The primary aim of this study was to determine whether low-level accelerations can be sensed by bone in the absence of habitual functional loading. A secondary aim was to investigate the ability of this stimulus to attenuate unloading induced changes in bone's cellular activity and morphology. To this end, data from CTR and ACC tibiae were compared to normal age-matched controls (AGE-CTR). Compared to trabecular MS/BS (18.2±3.7%), MAR (1.2±0.1 µm/d), and BFR/BS (83.1±17.5 µm/yr) of age-matched controls, the removal of weight bearing (CTR) significantly (p<0.05) reduced indices of bone formation, as indicated by the 45% lower MS/BS, 52% lower MAR, and 74% lower BFR/BS (Fig. 1). In ACC tibiae, these differences were attenuated to 30% (MS/BS), 38% (MAR), and 56% (BFR/BS). Osteoclast surface (Oc.S/BS) was significantly greater (p<0.05) in both CTR (68%) and ACC (55%) tibiae than in AGE-CTR bones.

Compared to age matched controls at 3wk, trabecular bone of CTR tibae was characterized by significantly lower BV/TV (49%), Conn.D (40%), Tr.N (13%), Tr.Th (20%) while SMI (63%), and Tb.Sp (15%) were significantly greater. With the application of short bouts of accelerations, these relative differences to normal controls decreased to 40% (BV/TV), 20% (Conn.D), 6% (Tr.N), 19% (Tr.Th), 46% (SMI), and 10% (Tb.Sp) (Fig. 3). While bone geometry in the cortical diaphysis was not significantly different between accelerated limbs and their contralateral controls at completion of the protocol, a longitudinal analysis of the in vivo microCT scans between baseline and 3wk showed that cortical area in CTR tibiae decreased significantly by 2% (p = 0.009) during the experimental period. In contrast, ACC tibiae did not lose significant amounts of bone. Both groups, however, were significantly different from AGE-CTR which gained 2% (p = 0.003) in cortical area over the 3wk experimental period.

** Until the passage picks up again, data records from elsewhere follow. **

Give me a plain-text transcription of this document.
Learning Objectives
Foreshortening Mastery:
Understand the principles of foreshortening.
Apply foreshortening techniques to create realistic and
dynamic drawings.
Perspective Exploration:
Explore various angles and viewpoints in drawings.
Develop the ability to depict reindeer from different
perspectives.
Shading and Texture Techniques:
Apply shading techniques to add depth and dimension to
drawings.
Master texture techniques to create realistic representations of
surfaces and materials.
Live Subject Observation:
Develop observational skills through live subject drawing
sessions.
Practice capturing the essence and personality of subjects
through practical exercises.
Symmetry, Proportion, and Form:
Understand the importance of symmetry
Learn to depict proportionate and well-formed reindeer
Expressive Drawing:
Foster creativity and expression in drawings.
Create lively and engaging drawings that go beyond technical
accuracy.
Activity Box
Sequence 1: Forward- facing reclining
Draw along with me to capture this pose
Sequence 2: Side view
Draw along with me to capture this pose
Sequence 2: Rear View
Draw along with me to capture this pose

Many biologic systems have the ability to perceive and respond to functional challenges by adapting, but the physical signal which dominates the regulatory input has been difficult to identify. Bone, as an example of an adaptive tissue, can readily adapt to new functional challenges by either increasing bone mass in response to increased demand, or by reducing bone mass in response to disuse. Considering the sensitivity of the skeletal system, however, it is puzzling that such highly orchestrated responses are associated with relatively small deformations. Even during extremely strenuous activities, peak strains in the appendicular skeleton rarely exceed 0.3% strain [19], [20], despite accelerations in excess of 10g [21], [22]. Meanwhile, strain in cartilage can reach 50% [23], while ligaments and tendons typically reach 5–10% deformation [24], [25]. In contrast to a diverse range of strains in the connective tissues, all are subject to similar accelerations and decelerations, pointing towards the possibility of acceleration serving as a more generic physical signal to control the adaptive response. Here, oscillatory accelerations resulted in greater bone formation in trabecular compartments and in enhanced bone morphology. These in vivo data indicate that extracellular matrix strains are not essential for the transduction of mechanical stimuli to tissues, and that cells may have the innate ability to sense acceleration directly.

The mechanisms by which physical signals are sensed by a cell have routinely focused on specific components of the mechanical information resulting from load, such as stretch or shear of the cell membrane. The in vivo sensitivity of bone cells to even extremely small accelerations reported here suggests an alternative and efficient pathway for the transduction of physical signals to the transcriptional machinery of the nucleus (Fig. 4). Teleologically, accelerations represent a fundamentally efficient means of delivering regulatory physical information to the cell, and can be readily achieved even in the absence of matrix strains and large cellular deformations. Because the stiffness of the extracellular matrix across different tissues such as skin, ligament, or bone can differ by orders of magnitude, the ubiquitous nature of accelerations throughout the body could also provide a unifying principle by which adaptive cell systems are subject to, and respond to a given mechanical input (e.g., the transmission of a given deceleration on heel strike during locomotion would represent a generic signal to all tissues in the weightbearing musculoskeletal system). Of course, the well documented response of bone cells and tissue to large deformations in the virtual absence of significant accelerations (5–8 orders of magnitude lower than those employed here) [26], [27] emphasizes that there are a number of pathways by which cells can process physical input.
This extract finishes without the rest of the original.